17/11/2015

Trifásia


Euphrasia alpina Lam.


Euphrasia minima Jacq. ex DC.


Euphrasia stricta J. P. Wolff ex J. F. Lehm.
O consolo-da-vista pode revelar-se uma frustração para um botânico que queira ser escrupuloso. Não sendo nós profissionais da matéria, e não tendo por isso qualquer reputação a defender, é com resignação que acolhemos estas ervitas para uma sempre refrescante lição de humildade. Depois de termos visto duas Euphrasias no Pico Tres Mares, quis a sorte (ou o azar, conforme a perspectiva) que no dia seguinte, numa das paragens da interminável viagem de regresso, pudéssemos juntar uma terceira Euphrasia à colecção. Já em casa, com as fotos transferidas para o computador, ao abalançarmo-nos na tarefa de dar nome às plantas retratadas, eis que as Euphrasias teimavam em não se deixar identificar. Como não as poderíamos trazer a público sem o resguardo de um nome, acabámos por lhes colar as etiquetas que pareciam assentar-lhes menos mal. Fica o leitor prevenido de que o grau de incerteza é elevado. Só no caso da Euphrasia minima, que se singulariza pelas flores amarelas mas também as dá brancas, é que apostaríamos mais do que um chavo na nossa escolha.

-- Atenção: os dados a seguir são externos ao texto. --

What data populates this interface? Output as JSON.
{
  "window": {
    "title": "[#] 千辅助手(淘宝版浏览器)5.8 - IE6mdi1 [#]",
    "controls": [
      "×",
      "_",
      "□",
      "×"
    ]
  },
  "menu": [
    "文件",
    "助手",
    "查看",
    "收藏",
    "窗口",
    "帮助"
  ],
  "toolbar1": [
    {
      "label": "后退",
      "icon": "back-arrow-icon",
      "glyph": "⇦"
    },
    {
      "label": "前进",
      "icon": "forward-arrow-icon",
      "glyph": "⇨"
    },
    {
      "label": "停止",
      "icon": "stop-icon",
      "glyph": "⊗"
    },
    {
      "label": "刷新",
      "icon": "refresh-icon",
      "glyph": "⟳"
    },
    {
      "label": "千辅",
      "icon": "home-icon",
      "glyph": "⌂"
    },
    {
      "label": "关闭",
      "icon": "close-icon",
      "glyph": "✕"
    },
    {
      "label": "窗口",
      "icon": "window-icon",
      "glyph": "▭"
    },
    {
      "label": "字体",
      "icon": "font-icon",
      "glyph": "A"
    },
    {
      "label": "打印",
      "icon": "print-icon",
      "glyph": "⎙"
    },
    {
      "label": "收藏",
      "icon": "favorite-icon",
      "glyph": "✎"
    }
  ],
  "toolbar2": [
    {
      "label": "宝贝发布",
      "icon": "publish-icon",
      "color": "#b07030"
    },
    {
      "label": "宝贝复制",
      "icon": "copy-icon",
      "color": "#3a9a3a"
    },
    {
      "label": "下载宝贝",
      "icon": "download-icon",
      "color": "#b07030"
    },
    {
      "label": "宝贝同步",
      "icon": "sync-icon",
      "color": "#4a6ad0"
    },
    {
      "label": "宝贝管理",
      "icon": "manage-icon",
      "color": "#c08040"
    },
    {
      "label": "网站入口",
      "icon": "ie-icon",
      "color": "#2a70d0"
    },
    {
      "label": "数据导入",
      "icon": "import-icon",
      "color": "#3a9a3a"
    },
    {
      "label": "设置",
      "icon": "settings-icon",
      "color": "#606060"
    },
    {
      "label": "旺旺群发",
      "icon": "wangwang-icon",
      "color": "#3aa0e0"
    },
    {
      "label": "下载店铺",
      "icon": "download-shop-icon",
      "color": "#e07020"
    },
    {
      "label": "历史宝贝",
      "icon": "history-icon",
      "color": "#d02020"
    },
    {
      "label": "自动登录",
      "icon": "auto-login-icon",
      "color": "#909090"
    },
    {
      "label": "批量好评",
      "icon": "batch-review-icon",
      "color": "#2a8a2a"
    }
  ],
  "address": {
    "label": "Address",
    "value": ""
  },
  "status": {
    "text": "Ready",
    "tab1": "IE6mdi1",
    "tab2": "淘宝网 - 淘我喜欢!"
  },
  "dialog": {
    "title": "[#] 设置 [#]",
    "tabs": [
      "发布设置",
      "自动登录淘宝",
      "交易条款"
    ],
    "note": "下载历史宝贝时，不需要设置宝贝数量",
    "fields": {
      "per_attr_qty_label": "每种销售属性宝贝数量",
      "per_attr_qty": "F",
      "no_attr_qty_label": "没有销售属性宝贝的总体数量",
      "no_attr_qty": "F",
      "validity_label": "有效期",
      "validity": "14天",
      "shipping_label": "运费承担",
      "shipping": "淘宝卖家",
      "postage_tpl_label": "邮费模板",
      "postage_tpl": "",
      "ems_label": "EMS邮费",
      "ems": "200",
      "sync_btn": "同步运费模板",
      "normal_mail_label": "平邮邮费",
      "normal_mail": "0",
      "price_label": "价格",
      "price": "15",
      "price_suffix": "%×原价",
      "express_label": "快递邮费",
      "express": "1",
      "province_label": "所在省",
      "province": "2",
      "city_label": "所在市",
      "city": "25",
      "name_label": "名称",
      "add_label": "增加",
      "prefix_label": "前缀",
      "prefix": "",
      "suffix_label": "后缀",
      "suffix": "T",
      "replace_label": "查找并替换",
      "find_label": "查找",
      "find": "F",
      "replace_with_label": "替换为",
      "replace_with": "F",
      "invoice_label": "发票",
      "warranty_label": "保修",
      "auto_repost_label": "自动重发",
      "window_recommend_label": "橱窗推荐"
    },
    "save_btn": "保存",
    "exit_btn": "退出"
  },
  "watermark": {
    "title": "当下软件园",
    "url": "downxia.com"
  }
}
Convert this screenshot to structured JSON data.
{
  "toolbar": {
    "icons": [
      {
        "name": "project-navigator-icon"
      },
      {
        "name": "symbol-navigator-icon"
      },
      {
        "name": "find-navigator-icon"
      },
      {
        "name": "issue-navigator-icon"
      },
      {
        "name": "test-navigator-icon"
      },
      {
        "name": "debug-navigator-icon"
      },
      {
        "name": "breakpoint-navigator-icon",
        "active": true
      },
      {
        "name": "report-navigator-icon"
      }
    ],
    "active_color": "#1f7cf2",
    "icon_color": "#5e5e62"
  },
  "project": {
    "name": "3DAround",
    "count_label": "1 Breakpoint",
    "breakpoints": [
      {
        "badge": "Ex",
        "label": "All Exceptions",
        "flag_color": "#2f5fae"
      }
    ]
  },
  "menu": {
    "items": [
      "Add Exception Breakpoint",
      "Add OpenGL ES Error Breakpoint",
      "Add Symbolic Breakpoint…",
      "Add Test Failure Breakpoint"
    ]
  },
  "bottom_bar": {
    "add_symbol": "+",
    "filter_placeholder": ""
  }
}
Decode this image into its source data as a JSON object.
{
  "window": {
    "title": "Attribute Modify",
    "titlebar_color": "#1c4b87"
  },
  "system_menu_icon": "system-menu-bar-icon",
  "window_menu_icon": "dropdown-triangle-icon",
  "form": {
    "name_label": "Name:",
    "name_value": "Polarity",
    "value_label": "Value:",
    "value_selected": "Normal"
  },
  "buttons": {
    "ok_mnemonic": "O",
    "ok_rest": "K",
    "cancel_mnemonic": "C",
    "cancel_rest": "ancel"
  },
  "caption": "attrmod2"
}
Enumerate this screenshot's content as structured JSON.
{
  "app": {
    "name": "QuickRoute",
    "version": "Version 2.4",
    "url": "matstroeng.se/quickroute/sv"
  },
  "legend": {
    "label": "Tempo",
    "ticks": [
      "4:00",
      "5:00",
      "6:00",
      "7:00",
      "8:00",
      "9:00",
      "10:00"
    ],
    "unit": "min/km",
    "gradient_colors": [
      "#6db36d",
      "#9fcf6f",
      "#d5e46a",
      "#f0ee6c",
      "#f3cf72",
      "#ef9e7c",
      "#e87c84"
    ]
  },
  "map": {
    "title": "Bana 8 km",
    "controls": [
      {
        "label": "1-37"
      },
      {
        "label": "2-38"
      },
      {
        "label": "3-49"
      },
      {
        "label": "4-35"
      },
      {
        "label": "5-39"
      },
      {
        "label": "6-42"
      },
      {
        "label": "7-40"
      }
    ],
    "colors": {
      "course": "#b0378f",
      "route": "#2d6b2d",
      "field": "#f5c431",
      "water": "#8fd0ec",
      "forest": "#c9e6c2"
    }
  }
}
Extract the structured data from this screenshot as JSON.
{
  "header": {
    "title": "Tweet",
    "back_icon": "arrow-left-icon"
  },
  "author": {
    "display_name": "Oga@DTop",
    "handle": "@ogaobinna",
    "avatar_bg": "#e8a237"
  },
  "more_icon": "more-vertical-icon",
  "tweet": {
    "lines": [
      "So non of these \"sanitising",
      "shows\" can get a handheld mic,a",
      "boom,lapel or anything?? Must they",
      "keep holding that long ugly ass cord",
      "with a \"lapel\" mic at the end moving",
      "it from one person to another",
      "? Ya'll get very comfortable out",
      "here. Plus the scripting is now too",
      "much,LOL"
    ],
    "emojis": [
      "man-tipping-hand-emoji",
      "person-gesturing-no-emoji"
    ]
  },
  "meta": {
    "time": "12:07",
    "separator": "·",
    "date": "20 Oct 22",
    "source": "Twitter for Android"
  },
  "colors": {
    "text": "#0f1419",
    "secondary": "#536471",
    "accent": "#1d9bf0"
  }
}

A que se deve tanta hesitação? Das 200 a 300 espécies de Euphrasia que o revisor do género na Flora Iberica (vol. XIII, 2009) admite existirem no mundo inteiro, apenas nove, segundo ele, ocorrem na Península Ibérica. Quase todas têm distribuição tendencialmente nortenha, e todas, a acreditar no portal Anthos, alcançam a Cantábria. Se a geografia não nos ajuda a restringir as escolhas, devemos reconhecer, contudo, que nove é um número manejável. A dificuldade está em que o conceito de espécie não foi feito para lidar com as Euphrasias: a hibridação é frequente, e em resultado da autogamia ou das diferentes condições ecológicas duas populações alegadamente da mesma espécie podem ter aspectos bem diferentes, seja no tamanho e grau de ramificação das plantas, seja na cor das flores. Dependendo das variações climatéricas, certas características morfológicas podem alterar-se de ano para ano dentro da mesma população. Em resultado de tudo isto, foram descritas dezenas de micro-espécies que hoje são tidas como simples ecótipos, e raramente dois especialistas exprimiram idêntica opinião quanto à circunscrição das espécies ou à sua efectiva existência.

Como é regra no género a que pertencem, as Euphrasias ibéricas são plantas hemiparasitas, embora possam uma vez por outra sobreviver sem hospedeiro. Em contraste com as suas congéneres açorianas, são pequenas herbáceas anuais, de flores diminutas, com uma predilecção por habitats de montanha. A Euphrasia minima, erecta e pouco ramificada, com uns 15 a 30 cm de altura e flores de uns 4 ou 5 mm de diâmetro, pode passar despercebida entre os matos rasteiros onde costuma resguardar-se. As outras duas espécies aqui fotografadas não são muito mais avantajadas. A que identificámos como E. alpina apresenta abundante ramificação e flores claramente maiores do que as das outras duas espécies; diverge porém das formas típicas de E. alpina pela cor das flores (que deveriam ser rosadas) e pela forma das folhas, que a aproximam mais da E. salisburgensis. Esta última, porém, tem flores pequenas e prefere solos básicos. Finalmente, a nossa terceira espécie, a hipotética Euphrasia stricta, foi por nós assim baptizada por causa do recorte das folhas e porque, tendo-nos aparecido numa berma de estrada, a sabemos frequente na Cantábria. Trata-se de um taxón algo indefinido, quiçá albergando várias espécies distintas, o que, para nossa tranquilidade, dificulta um desmentido categórico da identificação proposta.

Em Portugal continental só estão assinaladas duas espécies de Euphrasia (E. hirtella e E. minima), ambas raríssimas e ambas apenas em Trás-os-Montes, mas alguém com apreço pela nossa língua resolveu que elas deveriam ter nome em português e chamou-lhes consolo-da-vista. Apesar de ele nunca ter andado nas bocas do povo, gostamos do nome, que ecoa ao vernáculo noutras línguas (eyebright em inglês, augentrost em alemão) e recorda o antigo uso destas plantas no tratamento de problemas oculares.

2 comentários :

bea disse...

A euphrasia lilás é um mimo.

Uma paisagem tão bonitinha e o palerma do veado a olhar para trás. Ora esta.

ZG disse...

São belíssimas e extremamente raras (em Portugal), as eufrásias!